In all cases when we established Learning Leadership in a subject area staff were initially consulted to identify what they felt were common issues and challenges that first-years often face with course material. They usually suggested topic areas which, from their experience, would be useful to consider and address in the Learning Leadership sessions. This was often useful, helping the Learning Leaders, in discussions with the Student Development Officer, to tie their sessions in with course demands. Thus, while no staff were present at the Learning Leaders’ sessions, examples of topics suggested by course teaching teams were frequently considered and foregrounded. These, commonly, coincided closely with students’ views of important topic areas to discuss. They included, for instance:
- Helping first-years to see the point of preparing for seminars and reading widely
- Helping first-years to make the most of their professional placements
- Improving induction week events by involving Learning Leaders directly in the design and delivery of activities to heighten first-years’ sense of the academic relevance of social activities
- Helping first- years to develop academic report writing
- Helping first-years to develop appropriate presentation content
In addition, specific academics from the relevant subject area became champions of the scheme, shadowing the Student Development Officer during the key stages of its introduction andgoing along to the student mentor- training. This meant that, when the time came to hand-over the scheme entirely to the programme area, the academics responsible for sustaining Learning Leadership were familiar with its philosophy, principles and approach.

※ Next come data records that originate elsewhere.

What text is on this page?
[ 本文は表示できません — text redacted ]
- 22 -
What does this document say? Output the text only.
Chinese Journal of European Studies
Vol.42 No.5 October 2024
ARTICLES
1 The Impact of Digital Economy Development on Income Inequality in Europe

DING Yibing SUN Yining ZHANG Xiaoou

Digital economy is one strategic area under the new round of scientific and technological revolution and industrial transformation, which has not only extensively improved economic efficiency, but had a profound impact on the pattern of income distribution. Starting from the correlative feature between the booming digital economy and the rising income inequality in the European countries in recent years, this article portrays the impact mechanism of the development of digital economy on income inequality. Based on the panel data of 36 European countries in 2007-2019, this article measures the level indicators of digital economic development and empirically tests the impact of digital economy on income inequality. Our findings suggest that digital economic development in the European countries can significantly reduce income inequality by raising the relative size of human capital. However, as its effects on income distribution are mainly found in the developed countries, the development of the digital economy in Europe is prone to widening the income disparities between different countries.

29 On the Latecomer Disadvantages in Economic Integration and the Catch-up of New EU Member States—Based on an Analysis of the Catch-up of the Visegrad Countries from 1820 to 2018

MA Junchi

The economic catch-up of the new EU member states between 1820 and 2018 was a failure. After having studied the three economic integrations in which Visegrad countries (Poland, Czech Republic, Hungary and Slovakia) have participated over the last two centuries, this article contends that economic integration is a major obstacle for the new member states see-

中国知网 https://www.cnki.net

Good Practice in Learning Leadership sessions
In an ideal Learning Leadership session there was ample opportunity for lively discussion and sharing of experiences between the two year-groups, leading to a deeper appreciation of effective approaches to course subject matter. The Learning Leaders did not directly explain their understanding of course material but, instead, learned to redirect questions to the wider group to prompt dialogue and encourage the first-years to construct knowledge for themselves, rather than passively receive information.
Examples of Learning Leadership schemes that we initiated included large scale programmes such as Exempting Law, Pre-Registration Nursing and Physiotherapy.
This guide has offered a broad overview of the underpinning philosophy of Learning Leadership and the key principles we based our model upon, together with a few examples of the diverse ways in which we originally introduced it into a range of subject areas. At this point the Student Development Officer took prime responsibility for the development of each scheme and adopted an extremely proactive role in the delivery of the events associated with the scheme. For instance, she worked directly with students to train all the volunteer Learning Leaders, and she ran sessions which prepared the first-years to make the most of the opportunity. The operational aspects of her approach can be read in detail in the partner guide, Putting Learning Leadership Into Practice, which also outlines the ways in which the scheme, importantly, became tailored to the immediate context of each subject-area by an iterative process of partnership working involving staff and students.
As stated earlier, in the interests of embedding and sustainability, however, subsequent iterations of Learning Leadership necessarily became the prime responsibility of academic champions in the relevant subject area. These, largely, were academics who, having shadowed the Student Development Officer through the initial launch of the scheme, were extremely familiar with the scheme itself, but who also, importantly, appreciate the nuances and academic challenges of the disciplinary area in each case.